The neg can argue that the resolution permits a rather loose reading of threat, which only raises the potential for disastrous consequences--as the recent Iran intelligence flap demonstrates in a very real way.

Update: A sharp-eyed reader notes that the threat may not have to be toward the U.S., as I pointed out when the resolution first arrived. If I may quote myself:
Does the resolution imply that the threat must be toward the United States, or would it include a unilateral action taken in the name of global security?
I think the latter would be answered with a "yes."

6 comments:

LD n00b said...

This is really about more than this specificly, but arn't quotes sort of foolish, ecpecially for definitions? I mean, unless you spend a lot of time trying to defend why that person is so smart and relevant, all you're saying is "sombody in the whole world agrees with me." For every philosopher you can quote agreeing with you, there must be thousands who disaggree (and thousands more who do aagree,) and there's no way to prove sombody is a better judge than someone else. What if your oponent says "but my debate coach agrees with me, an my oponent has offered no proof his source has any better judgement than he/she does, much less other philosophers who side with me."

A dictionary definition is one thing, but a quote like that (especially taken out of its context) seems thin.

I'm not just refering to this resolution; I mean in general also. Since these things are so widely debated, a quote really proves nothing, right?

-LD n00b

Jim Anderson said...

I think of the definition as a heuristic--a rough-and-ready tool for analysis. "Threat = capability + intention" makes intuitive sense, much more so than a dictionary def. (Also, Bush cites "most experts," so the definition can't be that far afield.)

The name of the philosopher or professor is only icing on the argument cake. It doesn't warrant the definition; it makes it pass at least a baseline level of criticism, though. If your opponent is going to get into a definition war, then you have to appeal to something other than expert status anyway. Even if you use a dictionary definition, you're going to come up against other dictionaries with different definitions.

I'm surprised, though, to see you attacking a professional source, seeing how you defined "nation" on a different post. ;)

Anonymous said...

anybody have a neg case or atleast a value and value criterion for the neg

JJ said...

By silencing thoughts and ideas, you silence debate. What else is a quote than an idea or thought? And why, for that matter, does anyone's thoughts have merit over anothers? Also, why does a dictionary's definition hold more weight than a person creating one through logic or other means? I hate when people pull out this attack. First, dictionaries are elitists. The first dictionary was created with the intention of undermining organized religion by "brainwashing" its readers with subtle and unnoticable negative connotations of anything associated with it. Furthermore, dictionarys' destroy creativity and suggest that, beyond the written word, there is no room for innovation. Also, Black's law was founded by Henry Campell Black who owned many slaves...is owning slaves just?
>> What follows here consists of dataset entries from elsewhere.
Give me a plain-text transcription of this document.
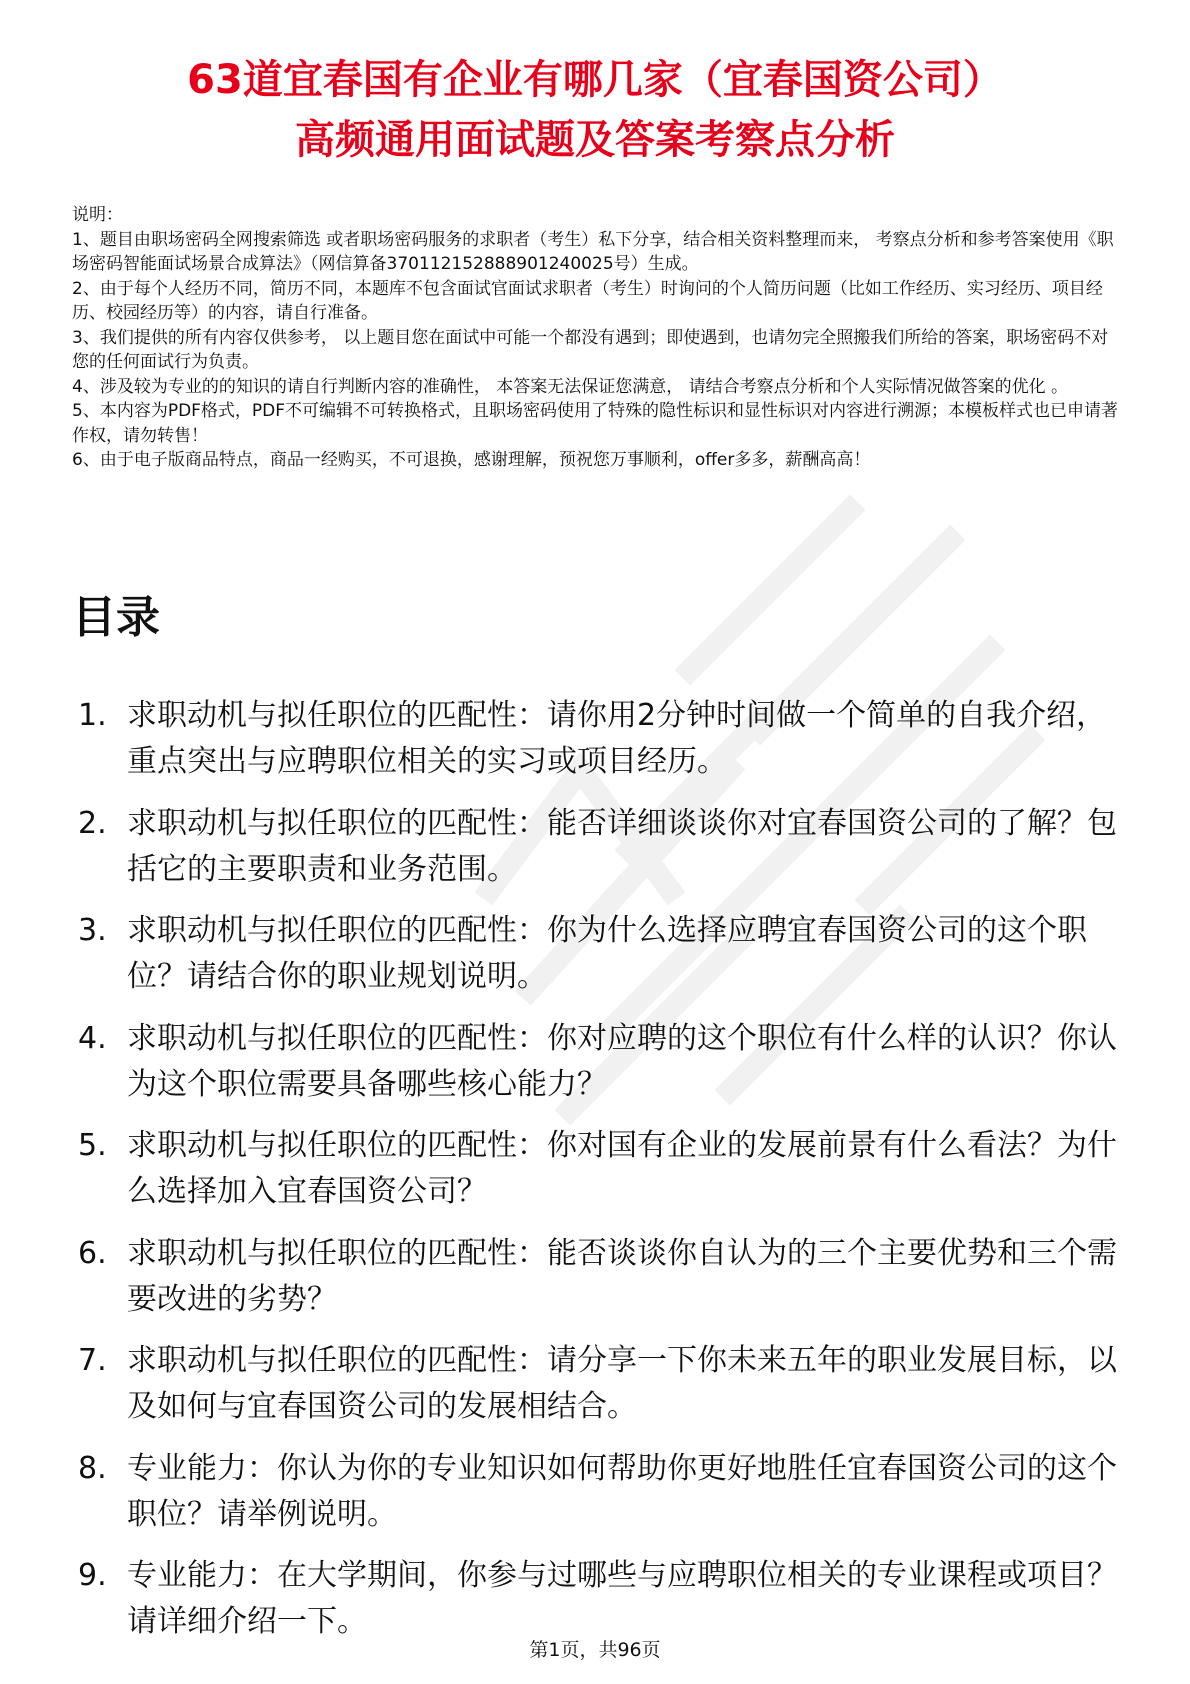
63道宜春国有企业有哪几家（宜春国资公司）
高频通用面试题及答案考察点分析

说明：

1、题目由职场密码全网搜索筛选 或者职场密码服务的求职者（考生）私下分享，结合相关资料整理而来， 考察点分析和参考答案使用《职场密码智能面试场景合成算法》（网信算备370112152888901240025号）生成。

2、由于每个人经历不同，简历不同，本题库不包含面试官面试求职者（考生）时询问的个人简历问题（比如工作经历、实习经历、项目经历、校园经历等）的内容，请自行准备。

3、我们提供的所有内容仅供参考， 以上题目您在面试中可能一个都没有遇到；即使遇到，也请勿完全照搬我们所给的答案，职场密码不对您的任何面试行为负责。

4、涉及较为专业的的知识的请自行判断内容的准确性， 本答案无法保证您满意， 请结合考察点分析和个人实际情况做答案的优化 。

5、本内容为PDF格式，PDF不可编辑不可转换格式，且职场密码使用了特殊的隐性标识和显性标识对内容进行溯源；本模板样式也已申请著作权，请勿转售！

6、由于电子版商品特点，商品一经购买，不可退换，感谢理解，预祝您万事顺利，offer多多，薪酬高高！

目录
1. 求职动机与拟任职位的匹配性：请你用2分钟时间做一个简单的自我介绍，重点突出与应聘职位相关的实习或项目经历。
2. 求职动机与拟任职位的匹配性：能否详细谈谈你对宜春国资公司的了解？包括它的主要职责和业务范围。
3. 求职动机与拟任职位的匹配性：你为什么选择应聘宜春国资公司的这个职位？请结合你的职业规划说明。
4. 求职动机与拟任职位的匹配性：你对应聘的这个职位有什么样的认识？你认为这个职位需要具备哪些核心能力？
5. 求职动机与拟任职位的匹配性：你对国有企业的发展前景有什么看法？为什么选择加入宜春国资公司？
6. 求职动机与拟任职位的匹配性：能否谈谈你自认为的三个主要优势和三个需要改进的劣势？
7. 求职动机与拟任职位的匹配性：请分享一下你未来五年的职业发展目标，以及如何与宜春国资公司的发展相结合。
8. 专业能力：你认为你的专业知识如何帮助你更好地胜任宜春国资公司的这个职位？请举例说明。
9. 专业能力：在大学期间，你参与过哪些与应聘职位相关的专业课程或项目？请详细介绍一下。
第1页，共96页
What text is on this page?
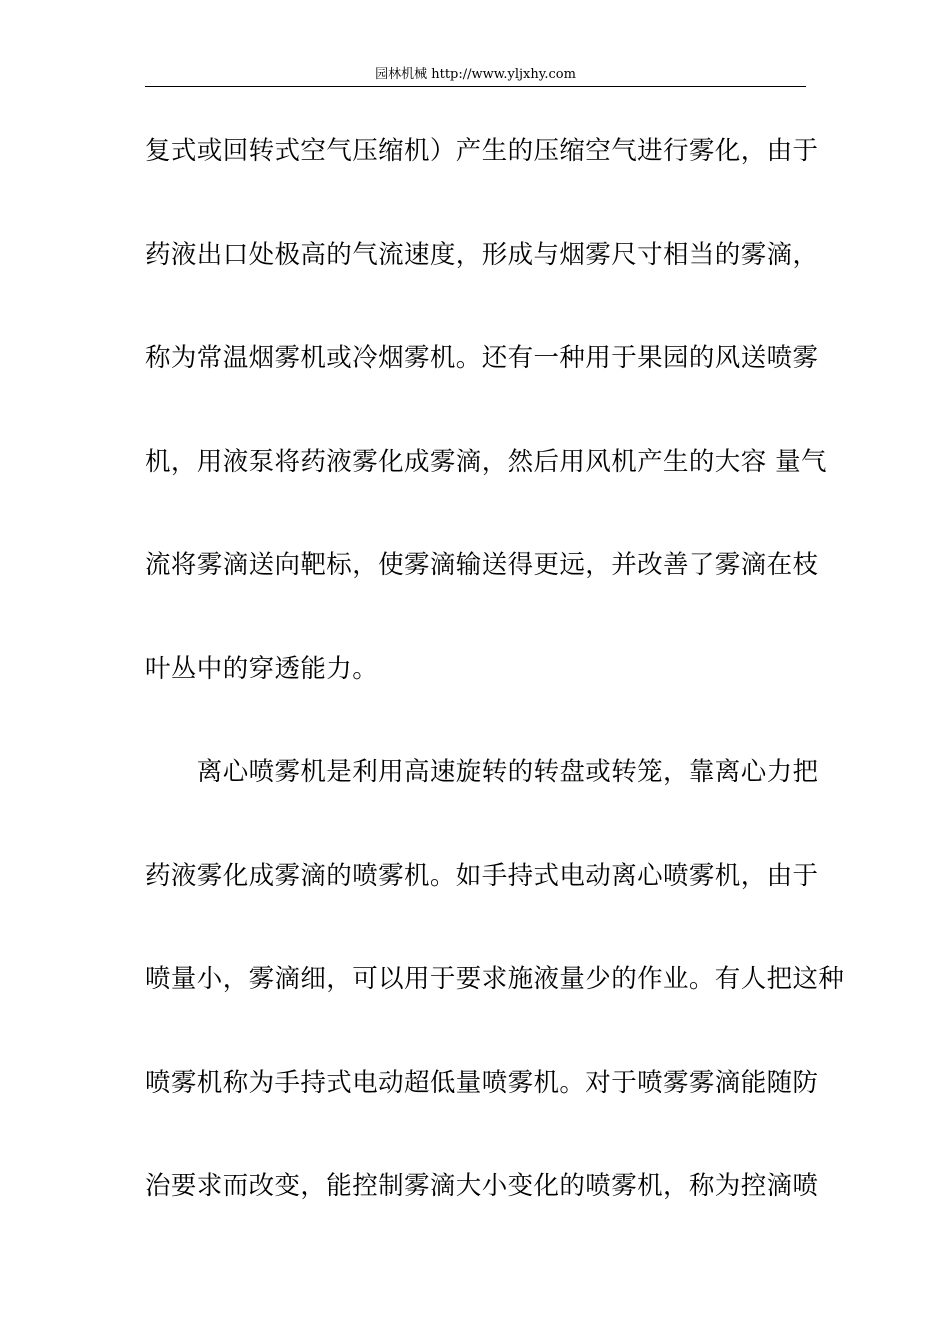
园林机械 http://www.yljxhy.com
复式或回转式空气压缩机）产生的压缩空气进行雾化，由于
药液出口处极高的气流速度，形成与烟雾尺寸相当的雾滴，
称为常温烟雾机或冷烟雾机。还有一种用于果园的风送喷雾
机，用液泵将药液雾化成雾滴，然后用风机产生的大容 量气
流将雾滴送向靶标，使雾滴输送得更远，并改善了雾滴在枝
叶丛中的穿透能力。
　　离心喷雾机是利用高速旋转的转盘或转笼，靠离心力把
药液雾化成雾滴的喷雾机。如手持式电动离心喷雾机，由于
喷量小，雾滴细，可以用于要求施液量少的作业。有人把这种
喷雾机称为手持式电动超低量喷雾机。对于喷雾雾滴能随防
治要求而改变，能控制雾滴大小变化的喷雾机，称为控滴喷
Why do we accept, then, definitions of justice from a man who believed that owning slaves was just? If he was wrong about that, then I bet he's wrong about other things. Quotes are fine.

phillicheezeman said...

lol
stone, u so jacked

travis said...

Capability plus intent=threat...given the fact that you neither have access or the ability to truly know what types of attacks and the recency there of this nation has recieved from enemies...you have no basis at all to form any kind of logical argument to back-up your ill-informed claims that China is "no threat"...please go back to school and learn how to analyze and use logical arguments that are founded on some sort of structural reasoning first before you dive into indeterministic reasoning of which is fully predicated on assumption that must be justifed with some sort of logical chain of reasoning. Plus your wasting precious resources and taking up space on the internet that could be used to inspire productivity instead of compulsory breast-feeding from a nanny state that you have wet dreams about.